Working With External Recruiters

Working With External Recruiters

A reader recently asked us to address the topic of whether job seekers should proactively reach out to headhunters. The answer is yes! Headhunters, as some recruiters are called, can be a source of job leads and connections in your job search and should not be ignored.

First it helps to understand the key players:

  • Internal Recruiter: Works for a specific company helping fill current job openings and grooming a pool of potential talent for future job openings. Internal recruiters are usually paid a salary by the company they work for.
  • External Recruiter: Helps fill openings at many companies. Often associated with a specialty (such as IT or medical) and an agency.  External recruiters are often paid based on the number of placements they make. Their constant goal is to match people with jobs and get hires made. It impacts their bottom line.
  • “Headhunter”: A nickname for an external recruiter who focuses on executive talent or highly skilled positions. In a stronger job market, some headhunters focused on “passive candidates” meaning people who were already employed but might be convinced to switch to a new job and company. These days headhunters and recruiters develop a pool of talent, some employed, some unemployed, and seek to match those in their pool with job openings and companies they work with.

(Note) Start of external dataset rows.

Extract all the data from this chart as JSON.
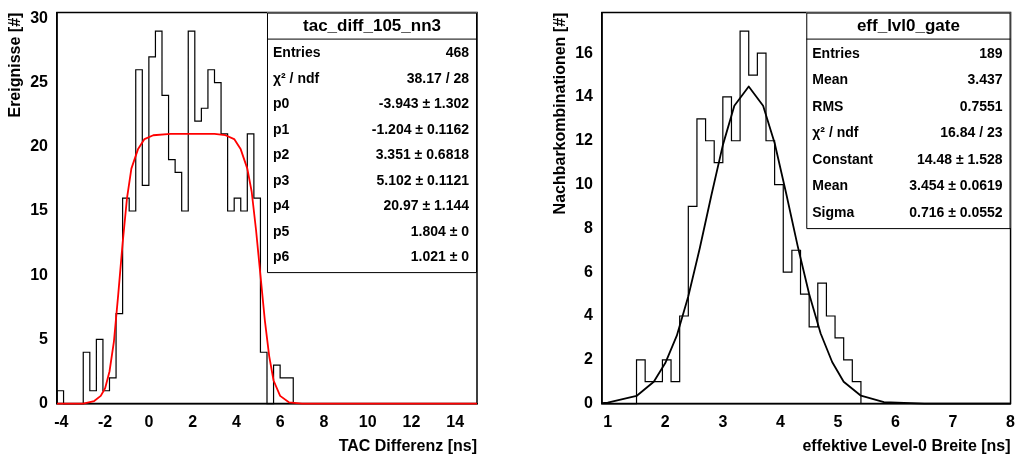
{
  "chart_data": [
    {
      "type": "histogram",
      "title": "tac_diff_105_nn3",
      "xlabel": "TAC Differenz [ns]",
      "ylabel": "Ereignisse [#]",
      "bins": [
        -4.2,
        -3.9,
        -3.6,
        -3.3,
        -3.0,
        -2.7,
        -2.4,
        -2.1,
        -1.8,
        -1.5,
        -1.2,
        -0.9,
        -0.6,
        -0.3,
        0,
        0.3,
        0.6,
        0.9,
        1.2,
        1.5,
        1.8,
        2.1,
        2.4,
        2.7,
        3.0,
        3.3,
        3.6,
        3.9,
        4.2,
        4.5,
        4.8,
        5.1,
        5.4,
        5.7,
        6.0,
        6.3,
        6.6
      ],
      "values": [
        1,
        0,
        0,
        0,
        4,
        1,
        5,
        1,
        2,
        7,
        16,
        15,
        26,
        17,
        27,
        29,
        24,
        19,
        18,
        15,
        29,
        22,
        23,
        26,
        25,
        21,
        15,
        16,
        15,
        21,
        16,
        4,
        0,
        3,
        2,
        2
      ],
      "color": "#000000",
      "series": [
        {
          "type": "line",
          "color": "#ff0000",
          "x": [
            -4.2,
            -3.0,
            -2.5,
            -2.2,
            -2.0,
            -1.8,
            -1.6,
            -1.4,
            -1.2,
            -1.0,
            -0.8,
            -0.5,
            -0.2,
            0.2,
            1.0,
            3.0,
            3.5,
            3.9,
            4.2,
            4.5,
            4.7,
            4.9,
            5.1,
            5.3,
            5.5,
            5.7,
            6.0,
            6.4,
            7.0,
            15.0
          ],
          "values": [
            0,
            0,
            0.2,
            0.6,
            1.2,
            2.5,
            4.8,
            8.5,
            12.5,
            16,
            18.3,
            19.8,
            20.6,
            20.9,
            21,
            21,
            20.9,
            20.6,
            19.8,
            18.3,
            16.5,
            13.5,
            10,
            6.5,
            3.7,
            1.8,
            0.6,
            0.1,
            0,
            0
          ]
        }
      ],
      "xlim": [
        -4.2,
        15
      ],
      "xticks": [
        -4,
        -2,
        0,
        2,
        4,
        6,
        8,
        10,
        12,
        14
      ],
      "ylim": [
        0,
        30.45
      ],
      "yticks": [
        0,
        5,
        10,
        15,
        20,
        25,
        30
      ],
      "grid": false,
      "legend": false,
      "annotations": [
        "Entries 468",
        "χ² / ndf 38.17 / 28",
        "p0 -3.943 ± 1.302",
        "p1 -1.204 ± 0.1162",
        "p2 3.351 ± 0.6818",
        "p3 5.102 ± 0.1121",
        "p4 20.97 ± 1.144",
        "p5 1.804 ± 0",
        "p6 1.021 ± 0"
      ]
    },
    {
      "type": "histogram",
      "title": "eff_lvl0_gate",
      "xlabel": "effektive Level-0 Breite [ns]",
      "ylabel": "Nachbarkombinationen [#]",
      "bins": [
        0.9,
        1.05,
        1.2,
        1.35,
        1.5,
        1.65,
        1.8,
        1.95,
        2.1,
        2.25,
        2.4,
        2.55,
        2.7,
        2.85,
        3.0,
        3.15,
        3.3,
        3.45,
        3.6,
        3.75,
        3.9,
        4.05,
        4.2,
        4.35,
        4.5,
        4.65,
        4.8,
        4.95,
        5.1,
        5.25,
        5.4
      ],
      "values": [
        0,
        0,
        0,
        0,
        2,
        1,
        1,
        2,
        1,
        4,
        9,
        13,
        12,
        11,
        14,
        12,
        17,
        15,
        16,
        12,
        10,
        6,
        7,
        5,
        3.5,
        5.5,
        4,
        3,
        2,
        1
      ],
      "color": "#000000",
      "series": [
        {
          "type": "line",
          "color": "#000000",
          "x": [
            0.9,
            1.0,
            1.5,
            1.8,
            2.0,
            2.2,
            2.4,
            2.6,
            2.8,
            3.0,
            3.2,
            3.45,
            3.7,
            3.9,
            4.1,
            4.3,
            4.5,
            4.7,
            4.9,
            5.1,
            5.4,
            5.8,
            6.5,
            8.0
          ],
          "values": [
            0.02,
            0.04,
            0.35,
            1.0,
            1.85,
            3.1,
            4.9,
            7.1,
            9.5,
            11.8,
            13.6,
            14.48,
            13.6,
            11.9,
            9.6,
            7.2,
            5.0,
            3.2,
            1.9,
            1.0,
            0.36,
            0.07,
            0,
            0
          ]
        }
      ],
      "xlim": [
        0.9,
        8
      ],
      "xticks": [
        1,
        2,
        3,
        4,
        5,
        6,
        7,
        8
      ],
      "ylim": [
        0,
        17.85
      ],
      "yticks": [
        0,
        2,
        4,
        6,
        8,
        10,
        12,
        14,
        16
      ],
      "grid": false,
      "legend": false,
      "annotations": [
        "Entries 189",
        "Mean 3.437",
        "RMS 0.7551",
        "χ² / ndf 16.84 / 23",
        "Constant 14.48 ± 1.528",
        "Mean 3.454 ± 0.0619",
        "Sigma 0.716 ± 0.0552"
      ]
    }
  ]
}
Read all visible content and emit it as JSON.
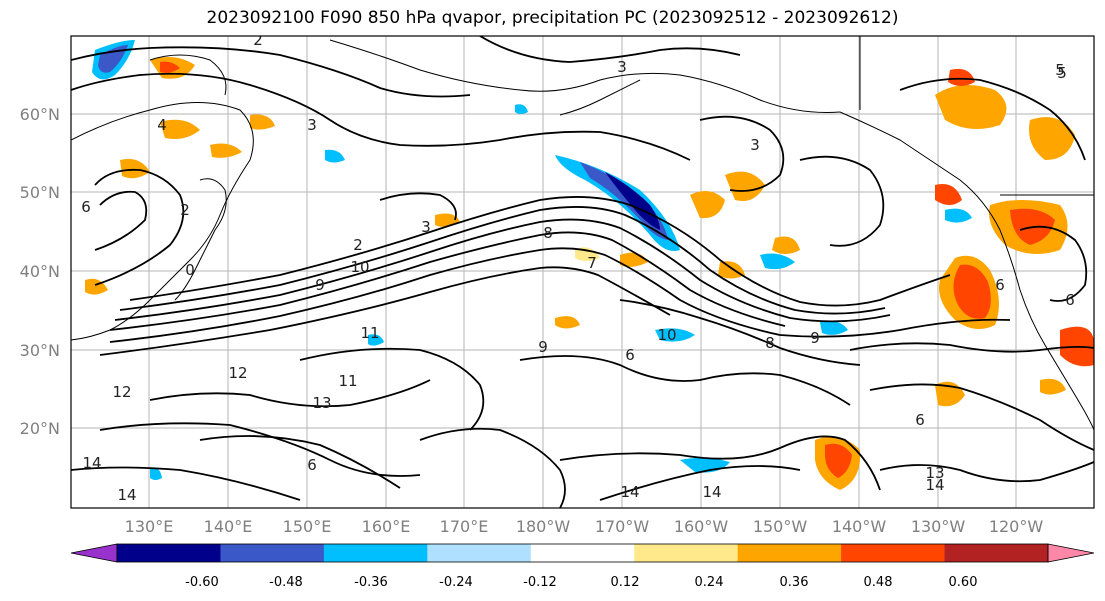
{
  "title": "2023092100 F090 850 hPa qvapor, precipitation PC (2023092512 - 2023092612)",
  "map": {
    "lat_ticks": [
      "60°N",
      "50°N",
      "40°N",
      "30°N",
      "20°N"
    ],
    "lon_ticks": [
      "130°E",
      "140°E",
      "150°E",
      "160°E",
      "170°E",
      "180°W",
      "170°W",
      "160°W",
      "150°W",
      "140°W",
      "130°W",
      "120°W"
    ],
    "contour_labels": [
      "2",
      "3",
      "3",
      "5",
      "4",
      "3",
      "6",
      "2",
      "0",
      "2",
      "3",
      "8",
      "10",
      "9",
      "11",
      "12",
      "13",
      "11",
      "12",
      "14",
      "14",
      "9",
      "10",
      "6",
      "8",
      "9",
      "6",
      "6",
      "14",
      "14",
      "13",
      "14",
      "7",
      "6",
      "5",
      "6"
    ]
  },
  "colorbar": {
    "tick_labels": [
      "-0.60",
      "-0.48",
      "-0.36",
      "-0.24",
      "-0.12",
      "0.12",
      "0.24",
      "0.36",
      "0.48",
      "0.60"
    ],
    "colors": [
      "#9932cc",
      "#00008b",
      "#3a58c8",
      "#00bfff",
      "#b0e0ff",
      "#ffffff",
      "#ffe98a",
      "#ffa500",
      "#ff4500",
      "#b22222",
      "#ff88a8"
    ]
  }
}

Job seekers should proactively reach out to all of these key players. Any one of them may have an opening for which you are a match, or may hear of something that is right for you. All of them tend to have a lot of connections, especially in the industry or company they support.

As a former recruiter myself, here are some pointers for making the most of the relationship:

  • Show respect for the recruiter’s time.  Recruiters are juggling many open positions, hiring managers and job seekers. Keep all communication focused and concise.
  • Make it easy for recruiters to reach you by featuring email and phone number on all materials.  Some recruiters prefer to call. Be responsive to their calls and return messages quickly.
  • Look for ways to help recruiters.  If approached about a job that is not right for you, suggest someone for whom it might be a match.
  • Treat every encounter with a recruiter like a job interview.  When a recruiter recommends you for a position, his or her reputation is on the line so recruiters are constantly measuring you.
  • Don’t expect a recruiter to act as your career counselor or job search coach.  Some recruiters may offer helpful advice, but do not lead by asking for it.
  • Take all input from recruiters seriously, especially if they are trying to match you to a specific job.  They know the organization and hiring manager, so any advice the give is likely to be important.
  • Never vent with a recruiter about the frustrations of your job search.  Remain positive and professional at all times.
  • If a recruiter does not follow up with you, contact the recruiter.  Send a concise email or leave a professional voice mail message requesting an update.

Your relationship with recruiters or “headhunters” is like any other networking relationship. It should be a two-way, mutually beneficial connection. Treat recruiters respectfully, pay it forward where you can, be sure they know your value so they can connect you when they hear of a job that might be right.